Frankfurt/Main (AFP) 16.500 Menschen müssen Wohnungen wegen Bombenentschärfung in Frankfurt räumen

Hinweis auf geplante Bombenentschärfung. Quelle: dpa/dpa/picture-alliance/Boris Roessler (Foto: dpa/dpa/picture-alliance/Boris Roessler)Hinweis auf geplante Bombenentschärfung.

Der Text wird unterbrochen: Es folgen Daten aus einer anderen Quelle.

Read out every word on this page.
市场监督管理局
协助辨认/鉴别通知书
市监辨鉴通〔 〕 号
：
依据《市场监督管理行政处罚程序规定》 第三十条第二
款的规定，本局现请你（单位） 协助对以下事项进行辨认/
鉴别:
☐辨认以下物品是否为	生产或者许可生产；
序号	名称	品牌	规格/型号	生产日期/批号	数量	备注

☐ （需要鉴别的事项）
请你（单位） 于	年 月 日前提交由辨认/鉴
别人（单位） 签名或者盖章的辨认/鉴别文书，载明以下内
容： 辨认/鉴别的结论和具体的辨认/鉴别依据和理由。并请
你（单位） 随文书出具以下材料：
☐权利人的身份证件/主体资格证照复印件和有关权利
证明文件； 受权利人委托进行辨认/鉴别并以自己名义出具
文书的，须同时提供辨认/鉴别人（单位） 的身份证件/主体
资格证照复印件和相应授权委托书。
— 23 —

Quelle: dpa/dpa/picture-alliance/Boris Roessler (Foto: dpa/dpa/picture-alliance/Boris Roessler)

Fundort in der Nähe der Europäischen Zentralbank

Für die geplante Entschärfung einer 500-Kilogramm-Bombe aus dem Zweiten Weltkrieg in Frankfurt am Main haben am Sonntag etwa 16.500 Menschen ihre Wohnungen räumen müssen. Der öffentliche Nahverkehr in dem betroffenen Gebiet im Ostend wurde eingestellt, außerdem blieb der Zoo geschlossen. Von den Sperrungen betroffen ist auch die Europäische Zentralbank und die Osthafenbrücke.

Polizisten kontrollierten, ob die Bewohner auch tatsächlich wie angeordnet ihre Wohnungen bis 8 Uhr am Sonntag verlassen hatten und auch keine anderen Menschen in der Sperrzone unterwegs waren. Dazu klingelten Beamte in den betroffenen Häusern, ein Polizeihubschrauber überflog das Gebiet. Die Entschärfung sollte erst beginnen, wenn die Polizei grünes Licht gibt.